The African Centre Urges the Tinubu Government to Suspend the 15% Fuel Import Tariff in Nigeria

The African Centre Urges the Tinubu Government to Suspend the 15% Fuel Import Tariff in Nigeria
Ezenwa Nwagwu, Executive Director of PAACA, stated that imposing taxes on imported fuel at this sensitive juncture could lead to artificial scarcity, drive inflation, and undermine deregulation efforts that were intended to open up the market rather than restrict it.
The Peering Advocacy and Advancement Center in Africa (PAACA) has asked the President Bola Tinubu-led Nigerian government to suspend the proposed 15 percent import tariff on petrol (PMS) and diesel.
Addressing journalists on Monday, PAACA executive director, Ezenwa Nwagwu said by taxing imported fuel at this critical stage, the government risks creating artificial scarcity, causing inflation, and undermining deregulation, which was meant to open, not close the market.
He said, “We gather today under the theme “Protect the People, Not the Monopoly” to raise our collective voice against the Federal Government’s plan to impose a 15 percent import tariff on petrol (PMS) and diesel — a policy that threatens Nigeria’s economic stability and worsens the suffering of ordinary citizens.
“The government justifies this move by claiming it will “protect local refining capacity” and “stabilise the downstream market.” But in truth, this policy will eliminate competition, increase fuel prices, and concentrate monopoly control in the hands of a single private refinery — the Dangote Refinery.”
Nwagwu explained that the Dangote Refinery currently meets only about 40 percent of national fuel demand, noting that restricting imports now would not stabilise supply but would create scarcity.
According to him, once competition disappears, prices are dictated rather than discovered, leaving Nigerians with no choice and no relief.
He said, “Imported petrol today lands at roughly ₦802 per litre, while the locally refined product from Dangote lands at ₦929.72 per litre. Adding a 15 percent tariff will only make things worse, increasing pump prices by between ₦140 and ₦165 per litre and driving up the cost of transportation, food, and essential goods.”
He said further, “The government’s role is to ensure fairness and transparency, not to pick winners and losers. Nigerians are already enduring fuel subsidy removal, currency devaluation, inflation, and job losses. Adding a 15 percent tariff at this time would only deepen the hardship and risk public unrest.

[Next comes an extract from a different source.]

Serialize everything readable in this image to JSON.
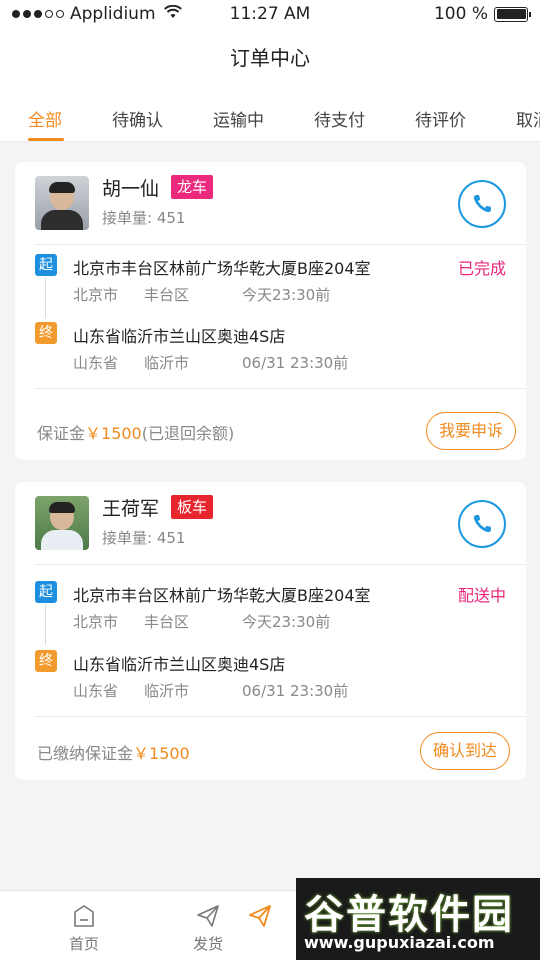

“It also contradicts the very spirit of deregulation, which was supposed to dismantle cartels, not recreate new ones under a different name. History has already taught us painful lessons. From cement to sugar to flour, once monopolies take root in Nigeria, prices rise permanently and alternatives vanish.

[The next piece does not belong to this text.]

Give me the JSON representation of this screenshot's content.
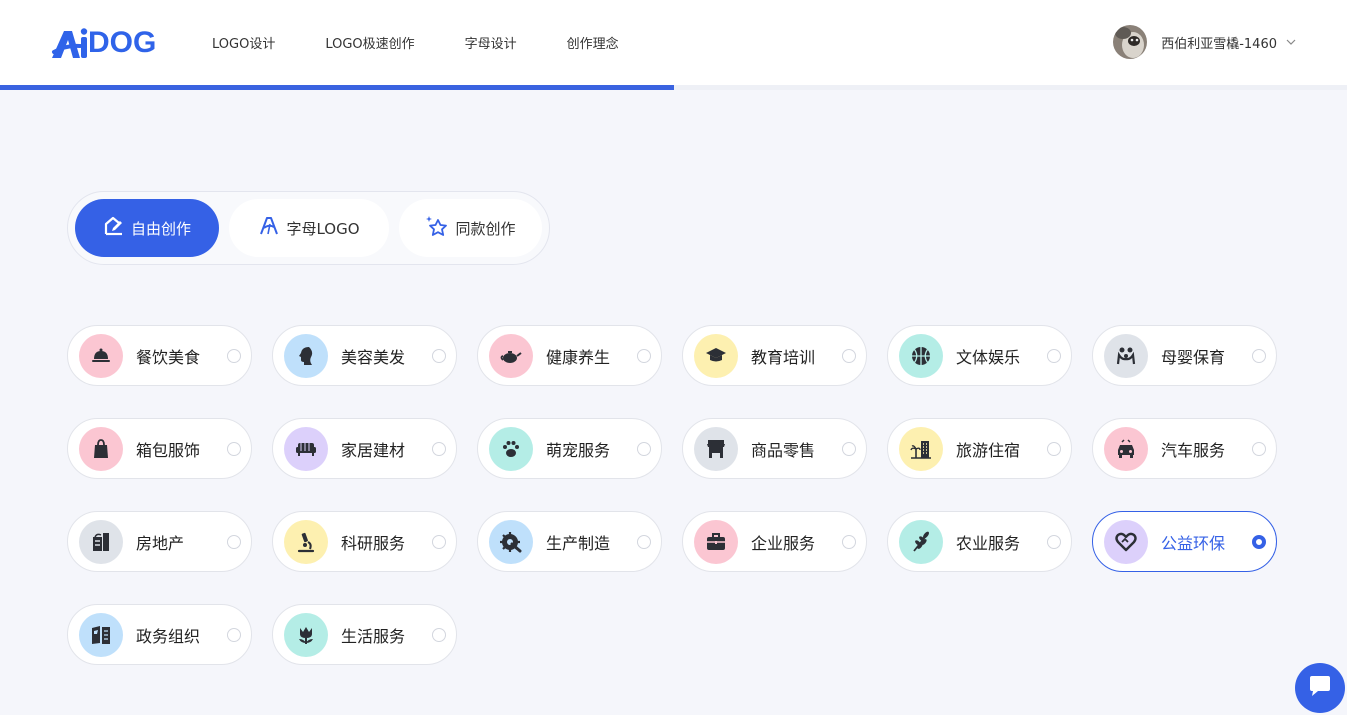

“Nigerians have been conditioned to view industrial magnates as “national saviours,” creating what can only be described as a dangerous illusion of benevolent monopoly. But patriotism cannot be built on exploitation. We cannot allow corporate dominance to be disguised as national pride while citizens pay the price for it every day at the fuel pump.

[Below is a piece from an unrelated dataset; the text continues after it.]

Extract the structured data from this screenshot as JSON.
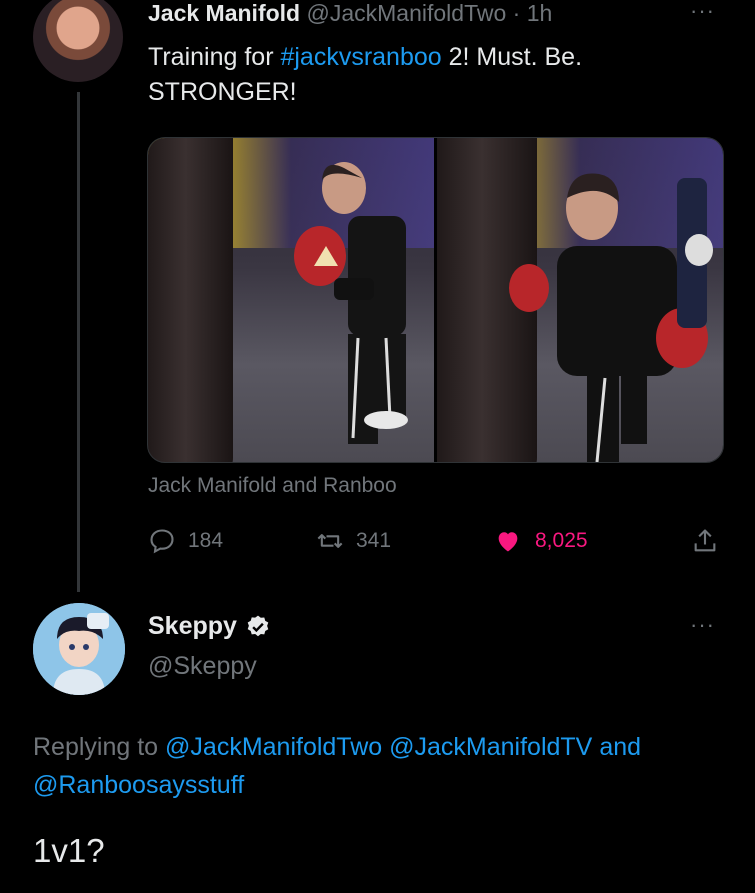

“We therefore demand that the Federal Government immediately suspend the proposed 15 percent import tariff on petrol and diesel until domestic refining capacity meets at least 80 percent of national demand. The government should also publicly disclose all refinery supply agreements with marketers to ensure fair access and direct the Nigerian Midstream and Downstream Petroleum Regulatory Authority (NMDPRA) to publish monthly data on refinery output, import volumes, and landed costs to promote transparency.
“In the medium term, a downstream competition framework should be established within the Petroleum Industry Act (PIA) to prevent monopolistic pricing, alongside an Energy Market Monitoring Unit under the Federal Competition and Consumer Protection Commission
In the long term, the government should invest in improving logistics and port efficiency to lower transportation and import costs for all market participants. Additionally, it should promote citizen oversight and ensure transparency through open data on petroleum pricing and distribution.